MULTINEURON RESPONSE DYNAMICS IN CAT VISUAL CORTEX DURING THE
PRESENTATION OF TIME-VARYING NATURAL SCENES
Charles M. Gray, Jonathan L. Baker, Shih-Cheng Yen
Center for Computational Biology, Montana State University, Bozeman, USA
The most common paradigm for studying sensory processing in the visual
system has been to examine the activity of single neurons in response
to artificial stimuli such as bars and gratings. While this approach
has been successful, little has been learned about how groups of
neurons jointly respond to natural scenes. To address this issue, we
have recorded spike activity from small groups of 3-10 well isolated,
single units in the striate cortex of anesthetized cats and analyzed
their responses to the repeated presentation of time-varying natural
scenes (movies). We were interested in answering the following
questions: 1) What are the properties of cortical neuronal responses to
time-varying natural images? Can the responses be characterized as
sparse or dense? What is the distribution of response durations and
firing rates across cells? 2) How often do the responses of
simultaneously recorded neurons overlap in time and what are the
properties of the joint activity? The results revealed a number of
interesting properties not predictable from the responses of single
neurons to artificial stimuli. 1) Neuronal responses in cat striate
cortex to movies are sparse and brief. Significant responses occur
approximately 10% of the time, and typically last less than 200 ms. 2)

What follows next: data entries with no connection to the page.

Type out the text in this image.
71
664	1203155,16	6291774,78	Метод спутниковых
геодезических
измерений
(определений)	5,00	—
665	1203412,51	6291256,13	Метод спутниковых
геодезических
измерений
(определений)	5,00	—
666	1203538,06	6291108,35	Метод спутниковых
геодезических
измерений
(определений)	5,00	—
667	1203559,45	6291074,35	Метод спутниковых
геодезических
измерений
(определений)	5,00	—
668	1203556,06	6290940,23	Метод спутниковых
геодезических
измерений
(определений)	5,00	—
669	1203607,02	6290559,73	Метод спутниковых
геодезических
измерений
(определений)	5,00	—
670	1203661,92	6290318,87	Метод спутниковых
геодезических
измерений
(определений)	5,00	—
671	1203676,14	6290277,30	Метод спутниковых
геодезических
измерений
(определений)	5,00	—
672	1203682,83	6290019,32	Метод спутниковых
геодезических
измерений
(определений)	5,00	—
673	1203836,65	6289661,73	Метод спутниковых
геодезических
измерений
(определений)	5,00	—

Nearby cells exhibit a high degree of heterogeneity in their responses
to natural scenes. Joint responses occur with a wide distribution of
probabilities and have an average value of ~0.5. Periods of joint
activity displayed a broad range of spike-count correlations across
trials (ranging from .2 to .8) that could not be accounted for by the
stimulus alone. This finding suggests that responses to natural scenes
involve dynamic patterns of neuronal interaction that are selective to
the properties of the image. Thus, periods of joint activity could
reflect independent responses to the stimulus as well as interactions
within the cortical network that vary dynamically with the stimulus.